Although Indonesia signed the Convention on International Trade in Endangered Species of Wild Flora and Fauna (CITES) almost three decades ago, endemic corruption means environmental laws are flouted or ignored.
"It's difficult to get accurate data on how many endangered animals were being traded and smuggled from Indonesia," said Suparno of ProFauna, a local animal protection group. "Our investigation shows up to 1,000 animals per year."
Many of the orang-utans, Sumatran tigers, Javanese Rhinos and birds at Cikananga were illegally kept as domestic pets by anyone from high ranking officials to business tycoons.
The animals were status symbols, trained and domesticated -- the white cockatoos can even utter greetings in Arabic.
Getting them into the sanctuary is a battle both against their powerful owners and bureaucracy.
Suparno said owners were rarely charged once animals were seized. "We have weak law enforcement here. They can easily buy animals again," he said.
Many endangered species are traded or smuggled for use as house pets while stuffed rare animals end up in living rooms of the wealthy as house decorations. Many are smuggled abroad. "It's difficult to stop illegal trading of animals. In this country, it has become an organized crime," said Budiharto, a spokesman for the Cikananga center.

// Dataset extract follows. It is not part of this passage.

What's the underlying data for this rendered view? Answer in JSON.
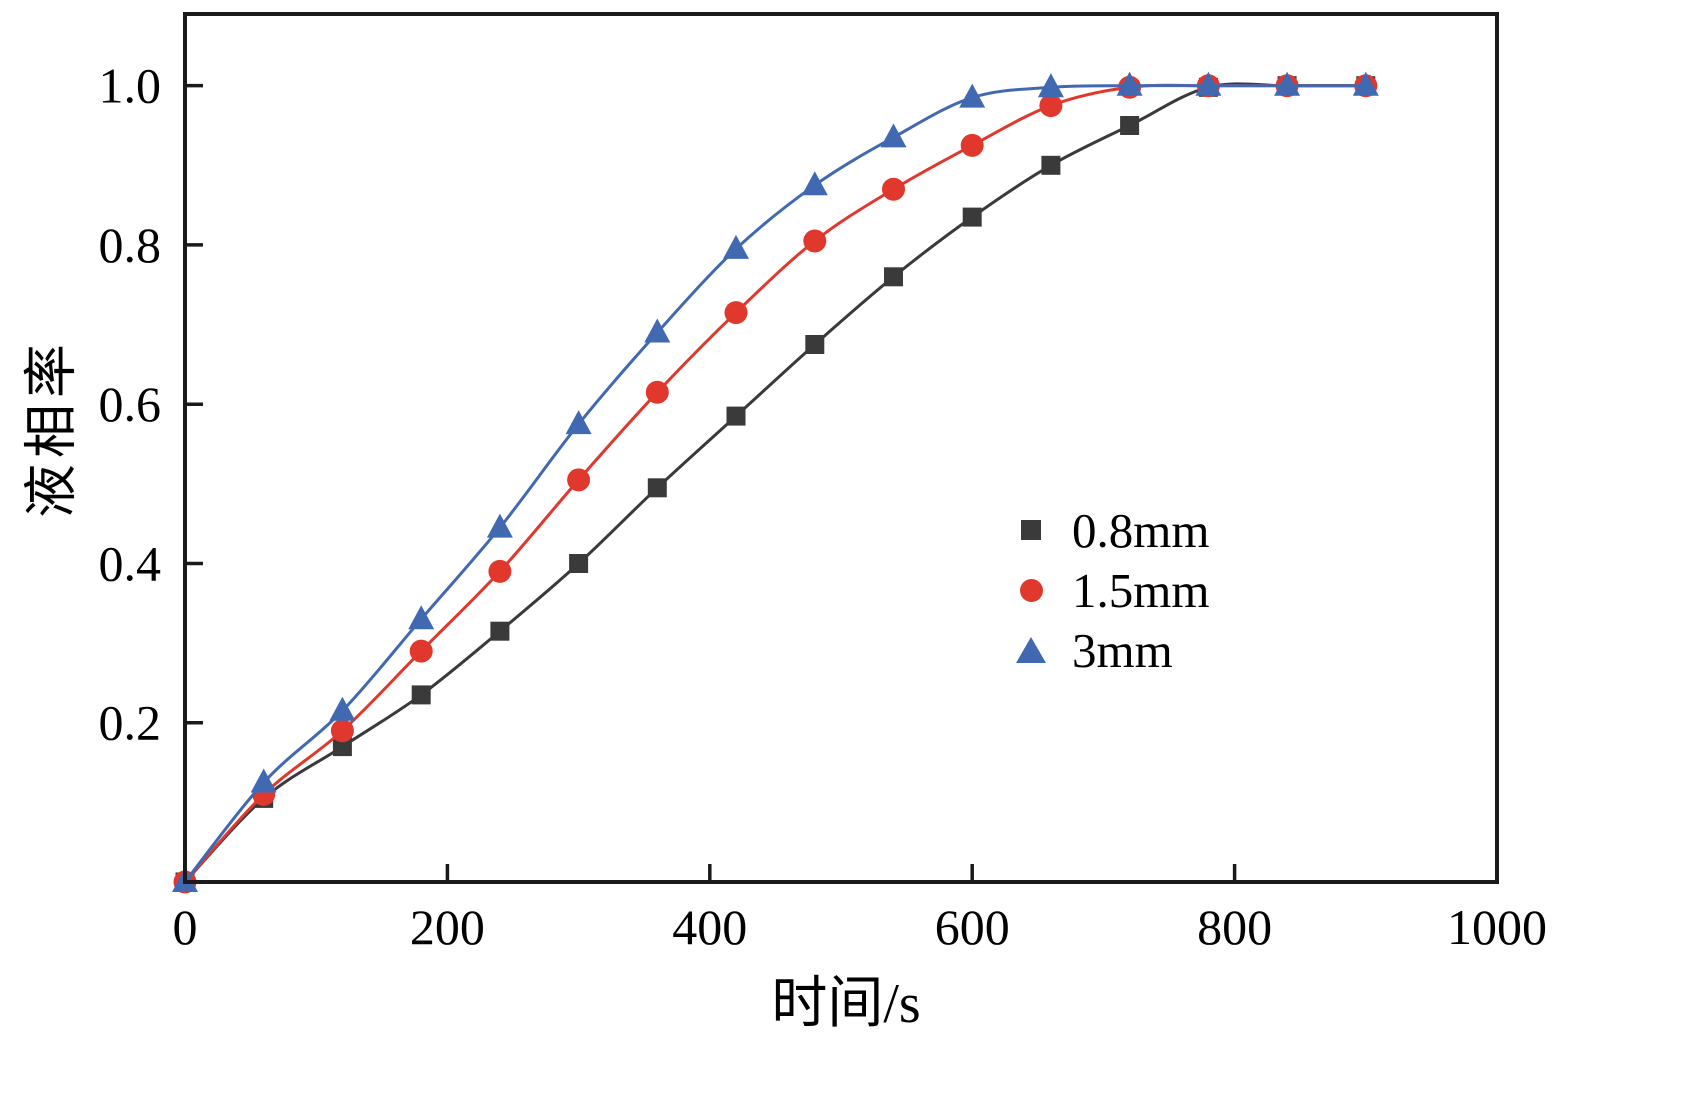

At the center, located in thick forest about 100 miles south of Jakarta, animals go through a multi-step process before being declared ready to return to their natural habitat, away from the support of their human keepers.
When animals are first brought in they are moved into specially designed cages that replicate their natural environment.
They eat what they would normally hunt or forage for in the jungle, while human contact is limited. As their natural instincts develop, the animals are moved to a giant enclosure that also aims to re-create their usual environment.
Run by local and international volunteers, the center relies on private donations and gets help from local people who provide food for the animals.
One program allows donors to "foster" animals by providing money for their food and other necessities.
Budiharto said the center had been overcrowded for some time as deforestation made it difficult to find habitats for some animals to return to.
Indonesia has the world's worst deforestation rate and some environmental groups estimate that a forested area the size of Switzerland is being lost every year.
For some of the animals, like the exotic birds, being in the sanctuary can be better than a return to the wild.
"It's not easy to release the birds. When we release them people are going to shoot them or trap them again," said French volunteer Cyril Blin.